The 32nd Assembly district includes the cities of Delavan and Lake Geneva, townships of Bloomfield, Delavan, East Troy, Geneva, Lafayette, Linn and Springfield, and villages of East Troy and Genoa City.

August, 35, was elected in 2010 and since 2013, has been elected as the State Assembly’s Speaker Pro Tempore. He said there are several issues important to him including “holding the line on taxes, protecting pre-existing conditions, improving our schools and keeping the government out of our healthcare decisions.”

He said he’s voted based on those priorities “and will continue to do so in the future. Wisconsin is better off today than it was eight years ago.”

According to August, this election offers a choice between building “on our success as a state or returning to the failed policies of the past.”

Among the successes to build on, August said, are holding the line on property taxes, cutting taxes more than $8 billion and unemployment being at a historic low.

Other areas of focus for August include ensuring a strong business climate for a healthy economy, lowering the tax burden, investing in education and workforce development, implementing government reforms, and protecting rights and freedoms.

Gaulke, 40, resigned from her position with the WAFCC to run her campaign for the 32nd Assembly, and said she set out wanting to engage people that either haven’t voted at all, or haven’t voted consistently.

“The community support and our team of volunteers are people that have never been involved in politics who are now active and talking about taking their children to the polls to show them how important it is to vote,” Gaulke said.

If elected, Gaulke said one of her top priorities will be to address healthcare issues.

“Protecting pre-existing conditions and bringing down copays and deductibles, those are important. Healthcare should be affordable and it’s not,” Gaulke said.

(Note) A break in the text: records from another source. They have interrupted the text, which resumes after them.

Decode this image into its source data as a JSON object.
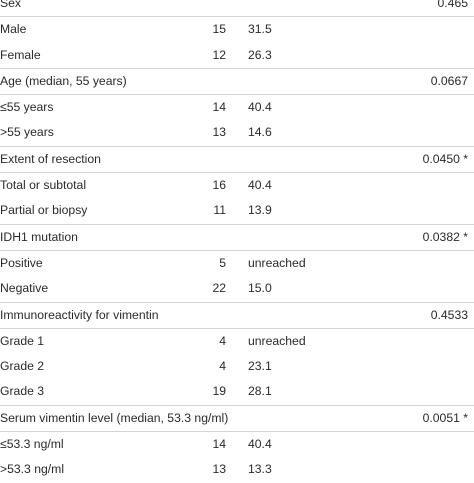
{
  "rows": [
    {
      "label": "Sex",
      "n": "",
      "median": "",
      "p": "0.465",
      "header": true
    },
    {
      "label": "Male",
      "n": "15",
      "median": "31.5",
      "p": ""
    },
    {
      "label": "Female",
      "n": "12",
      "median": "26.3",
      "p": "",
      "group_end": true
    },
    {
      "label": "Age (median, 55 years)",
      "n": "",
      "median": "",
      "p": "0.0667",
      "header": true
    },
    {
      "label": "≤55 years",
      "n": "14",
      "median": "40.4",
      "p": ""
    },
    {
      "label": ">55 years",
      "n": "13",
      "median": "14.6",
      "p": "",
      "group_end": true
    },
    {
      "label": "Extent of resection",
      "n": "",
      "median": "",
      "p": "0.0450 *",
      "header": true
    },
    {
      "label": "Total or subtotal",
      "n": "16",
      "median": "40.4",
      "p": ""
    },
    {
      "label": "Partial or biopsy",
      "n": "11",
      "median": "13.9",
      "p": "",
      "group_end": true
    },
    {
      "label": "IDH1 mutation",
      "n": "",
      "median": "",
      "p": "0.0382 *",
      "header": true
    },
    {
      "label": "Positive",
      "n": "5",
      "median": "unreached",
      "p": ""
    },
    {
      "label": "Negative",
      "n": "22",
      "median": "15.0",
      "p": "",
      "group_end": true
    },
    {
      "label": "Immunoreactivity for vimentin",
      "n": "",
      "median": "",
      "p": "0.4533",
      "header": true
    },
    {
      "label": "Grade 1",
      "n": "4",
      "median": "unreached",
      "p": ""
    },
    {
      "label": "Grade 2",
      "n": "4",
      "median": "23.1",
      "p": ""
    },
    {
      "label": "Grade 3",
      "n": "19",
      "median": "28.1",
      "p": "",
      "group_end": true
    },
    {
      "label": "Serum vimentin level (median, 53.3 ng/ml)",
      "n": "",
      "median": "",
      "p": "0.0051 *",
      "header": true
    },
    {
      "label": "≤53.3 ng/ml",
      "n": "14",
      "median": "40.4",
      "p": ""
    },
    {
      "label": ">53.3 ng/ml",
      "n": "13",
      "median": "13.3",
      "p": ""
    }
  ]
}
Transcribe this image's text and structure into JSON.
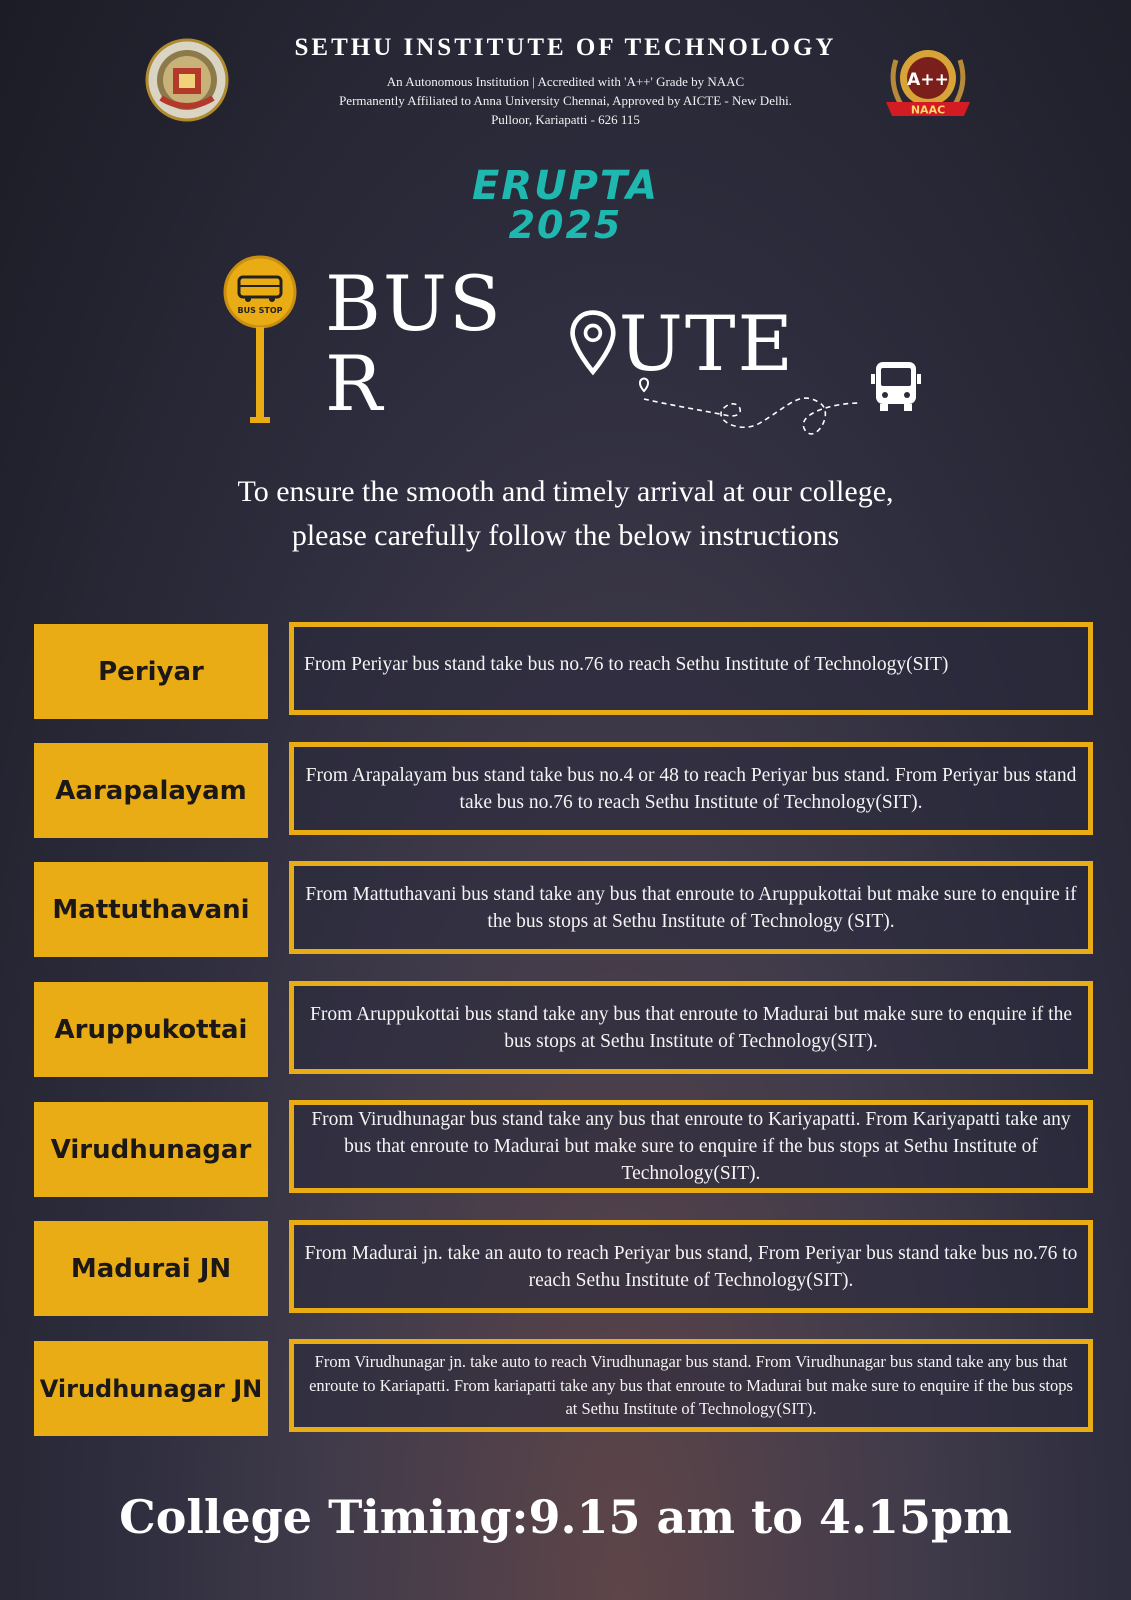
{
  "header": {
    "college_name": "SETHU INSTITUTE OF TECHNOLOGY",
    "line1": "An Autonomous Institution | Accredited with 'A++' Grade by NAAC",
    "line2": "Permanently Affiliated to Anna University Chennai, Approved by AICTE - New Delhi.",
    "line3": "Pulloor, Kariapatti - 626 115",
    "naac_badge_top": "A++",
    "naac_badge_ribbon": "NAAC"
  },
  "event": {
    "name": "ERUPTA",
    "year": "2025"
  },
  "bus_stop_sign": "BUS STOP",
  "title": {
    "part1": "BUS R",
    "part2": "UTE"
  },
  "intro": {
    "line1": "To ensure the smooth and timely arrival at our college,",
    "line2": "please carefully follow the below instructions"
  },
  "routes": [
    {
      "place": "Periyar",
      "instruction": "From Periyar bus stand take bus no.76 to reach Sethu Institute of Technology(SIT)"
    },
    {
      "place": "Aarapalayam",
      "instruction": "From Arapalayam bus stand take bus no.4 or 48 to reach Periyar bus stand. From Periyar bus stand take bus no.76 to reach Sethu Institute of Technology(SIT)."
    },
    {
      "place": "Mattuthavani",
      "instruction": "From Mattuthavani bus stand take any bus that enroute to Aruppukottai but make sure to enquire if the bus stops at Sethu Institute of Technology (SIT)."
    },
    {
      "place": "Aruppukottai",
      "instruction": "From Aruppukottai bus stand take any bus that enroute to Madurai but make sure to enquire if the bus stops at Sethu Institute of Technology(SIT)."
    },
    {
      "place": "Virudhunagar",
      "instruction": "From Virudhunagar bus stand take any bus that enroute to Kariyapatti. From Kariyapatti take any bus that enroute to Madurai but make sure to enquire if the bus stops at Sethu Institute of Technology(SIT)."
    },
    {
      "place": "Madurai JN",
      "instruction": "From Madurai jn. take an auto to reach Periyar bus stand, From Periyar bus stand take bus no.76 to reach Sethu Institute of Technology(SIT)."
    },
    {
      "place": "Virudhunagar JN",
      "instruction": "From Virudhunagar jn. take auto to reach Virudhunagar bus stand. From Virudhunagar bus stand take any bus that enroute to Kariapatti. From kariapatti take any bus that enroute to Madurai but make sure to enquire if the bus stops at Sethu Institute of Technology(SIT)."
    }
  ],
  "footer": {
    "timing": "College Timing:9.15 am to 4.15pm"
  },
  "colors": {
    "accent": "#e9ac14",
    "event": "#1fb8b0"
  }
}
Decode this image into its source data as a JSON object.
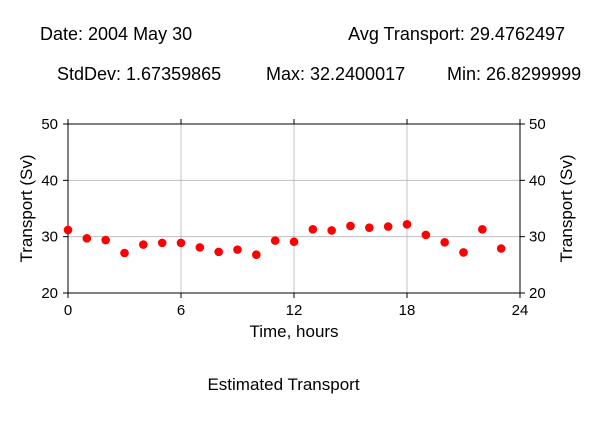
{
  "header": {
    "date_text": "Date: 2004 May 30",
    "avg_text": "Avg Transport: 29.4762497",
    "stddev_text": "StdDev: 1.67359865",
    "max_text": "Max: 32.2400017",
    "min_text": "Min: 26.8299999"
  },
  "caption": "Estimated Transport",
  "chart_data": {
    "type": "scatter",
    "xlabel": "Time, hours",
    "ylabel": "Transport (Sv)",
    "y2label": "Transport (Sv)",
    "xlim": [
      0,
      24
    ],
    "ylim": [
      20,
      50
    ],
    "xticks": [
      0,
      6,
      12,
      18,
      24
    ],
    "yticks": [
      20,
      30,
      40,
      50
    ],
    "grid": true,
    "marker_color": "#ff0000",
    "series": [
      {
        "x": [
          0,
          1,
          2,
          3,
          4,
          5,
          6,
          7,
          8,
          9,
          10,
          11,
          12,
          13,
          14,
          15,
          16,
          17,
          18,
          19,
          20,
          21,
          22,
          23
        ],
        "y": [
          31.2,
          29.7,
          29.4,
          27.1,
          28.6,
          28.9,
          28.9,
          28.1,
          27.3,
          27.7,
          26.8,
          29.3,
          29.1,
          31.3,
          31.1,
          31.9,
          31.6,
          31.8,
          32.2,
          30.3,
          29.0,
          27.2,
          31.3,
          27.9
        ]
      }
    ]
  }
}
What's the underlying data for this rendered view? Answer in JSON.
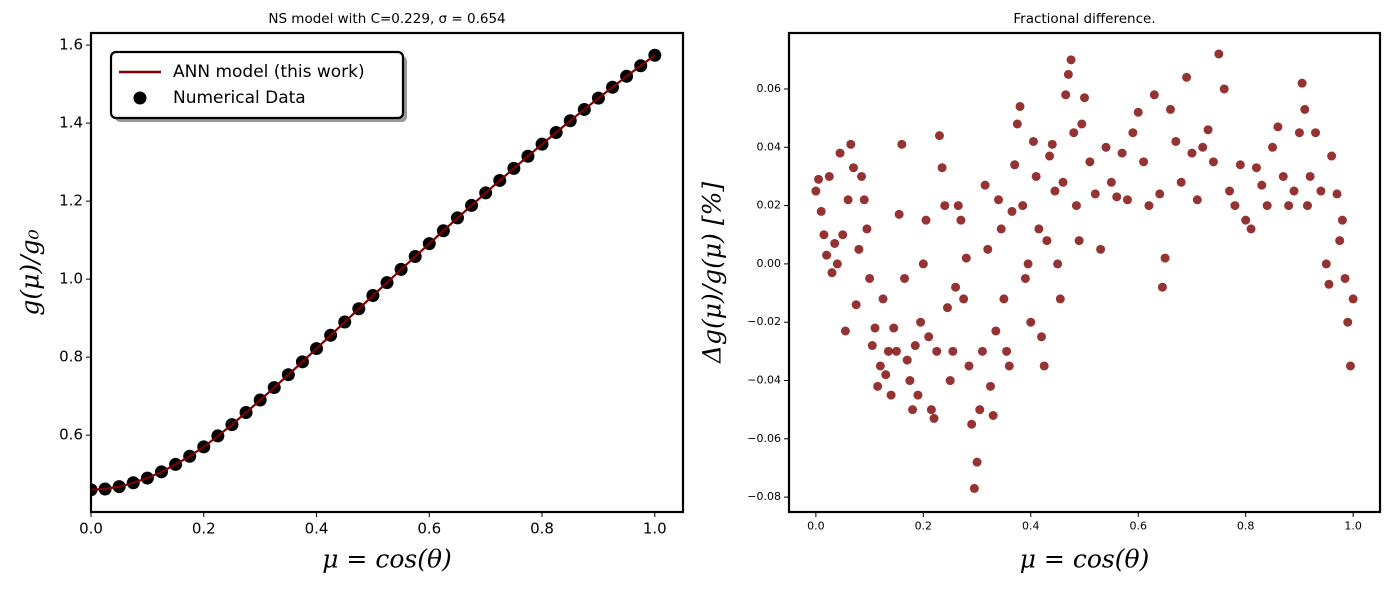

Another issue, she said, is addressing the funding formulas that put some districts at an unfair advantage.

“We need to fully fund our public school system. If the state offers student loans at a lower interest rate, say 4 percent, it’s a win-win situation. We’ll get a return on our investment that will go toward helping our public schools,” Gaulke said.

Other issues Gaulke will support if elected include legalization of marijuana, nonpartisan redistricting, and small business, manufacturers and farmers within the greater community of the district.

Gaulke said she’s an advocate, not a politician.

“We have to think outside the box and need to create opportunities to fund programs,” she said.